On July 11, the British government approved a 25% windfall tax on oil and gas producers in the British North Sea. The levy increases taxation from 40% to 65% and is intended to apply until 31 December 2025. It hopes to collect £5 billion in 2022 alone to help households struggling with soaring inflation and energy bills.
The word ‘windfall’ means ‘a large amount of money that is won or received unexpectedly’. A windfall tax is when a higher tax rate is imposed on profits that ensue from a sudden windfall gain to a particular company or industry. The tax does not reflect profits that result from any direct actions of the company.
Oil and gas producers have benefitted both from the rise in global oil and gas prices in the post-Covid recovery period and the sharp spike in energy prices following Russia’s invasion of Ukraine. BP’s profits more than doubled in the first three months of 2022, while Shell’s profits nearly tripled. Although both companies wrote off a lot of money as a result of exiting from investments in Russian oil firms, they have spent billions on share buybacks, which is what companies do to boost their share price when they have cash on hand.

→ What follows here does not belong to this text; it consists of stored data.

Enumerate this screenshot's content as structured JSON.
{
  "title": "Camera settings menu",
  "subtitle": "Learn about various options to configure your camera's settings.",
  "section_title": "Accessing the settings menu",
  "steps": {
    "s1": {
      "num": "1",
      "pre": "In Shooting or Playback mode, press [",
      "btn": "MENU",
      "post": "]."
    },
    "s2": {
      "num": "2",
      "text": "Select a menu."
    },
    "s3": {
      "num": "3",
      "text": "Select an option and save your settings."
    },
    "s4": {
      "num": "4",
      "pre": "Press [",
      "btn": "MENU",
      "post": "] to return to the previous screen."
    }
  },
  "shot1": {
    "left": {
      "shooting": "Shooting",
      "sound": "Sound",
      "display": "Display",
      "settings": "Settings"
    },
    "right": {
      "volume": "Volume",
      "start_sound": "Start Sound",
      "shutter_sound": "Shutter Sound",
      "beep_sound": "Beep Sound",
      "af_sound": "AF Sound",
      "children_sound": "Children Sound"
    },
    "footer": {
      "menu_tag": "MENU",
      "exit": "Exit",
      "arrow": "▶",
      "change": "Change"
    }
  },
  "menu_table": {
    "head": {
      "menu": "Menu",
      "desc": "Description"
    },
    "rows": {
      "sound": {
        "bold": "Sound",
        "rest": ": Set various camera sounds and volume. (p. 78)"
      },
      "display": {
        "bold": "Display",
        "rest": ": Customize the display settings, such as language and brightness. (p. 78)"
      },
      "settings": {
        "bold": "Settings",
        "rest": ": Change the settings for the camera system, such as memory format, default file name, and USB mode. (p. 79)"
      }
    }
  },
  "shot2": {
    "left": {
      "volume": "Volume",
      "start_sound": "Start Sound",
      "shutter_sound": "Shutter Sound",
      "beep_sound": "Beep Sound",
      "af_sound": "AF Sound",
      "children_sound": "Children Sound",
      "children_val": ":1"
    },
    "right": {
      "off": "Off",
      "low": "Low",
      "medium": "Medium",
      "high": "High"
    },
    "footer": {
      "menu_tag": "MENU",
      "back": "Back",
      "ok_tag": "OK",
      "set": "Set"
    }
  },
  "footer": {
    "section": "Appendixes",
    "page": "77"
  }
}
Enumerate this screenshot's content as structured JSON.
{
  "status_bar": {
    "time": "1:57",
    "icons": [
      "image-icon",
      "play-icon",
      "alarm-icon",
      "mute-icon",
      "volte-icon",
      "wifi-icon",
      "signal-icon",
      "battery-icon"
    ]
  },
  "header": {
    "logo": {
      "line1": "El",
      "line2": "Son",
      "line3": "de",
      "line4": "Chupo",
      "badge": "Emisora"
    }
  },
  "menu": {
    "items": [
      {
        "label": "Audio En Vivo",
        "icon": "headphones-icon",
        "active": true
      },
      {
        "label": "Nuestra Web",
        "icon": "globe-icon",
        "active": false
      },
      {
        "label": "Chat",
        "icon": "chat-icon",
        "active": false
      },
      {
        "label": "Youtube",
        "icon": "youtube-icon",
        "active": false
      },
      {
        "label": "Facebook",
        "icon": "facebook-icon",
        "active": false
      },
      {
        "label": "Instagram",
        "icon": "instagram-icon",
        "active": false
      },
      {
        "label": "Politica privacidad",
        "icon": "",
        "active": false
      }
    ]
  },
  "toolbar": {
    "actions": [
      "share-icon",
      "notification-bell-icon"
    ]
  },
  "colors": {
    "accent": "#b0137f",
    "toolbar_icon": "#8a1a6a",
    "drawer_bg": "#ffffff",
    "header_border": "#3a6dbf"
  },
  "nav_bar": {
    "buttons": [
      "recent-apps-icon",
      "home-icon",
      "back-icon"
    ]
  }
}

The levy has proved a divisive political issue over the past months. Those in favour of the move often claim that the tax promotes fairness in our society by alleviating the burden of rising energy prices on struggling households. Economists can also argue that taxing these companies is fair, as windfall profits do not result from any factor of their production or entrepreneurship.
However, there are concerns that the imposition of the tax could reduce future investment spending by oil companies, as it may create uncertainty about the future tax regime. “Extracting for oil and gas and then bringing it to shore is inherently a risky and expensive business,” Offshore Energies UK’s head Deirdre Michie said in a statement. “Our members need the UK’s fiscal rules and other regulations to be stable and predictable before they consider investing the hundreds of millions of pounds needed for such profits.” However, the new 80% Investment Allowance, which offers companies a 91p tax saving for every £1 they invest, means that the more investment a company makes, the less tax they will pay. Simon Clarke, Chief Secretary to the Treasury, believes this allowance will lead to an overall increase in investment.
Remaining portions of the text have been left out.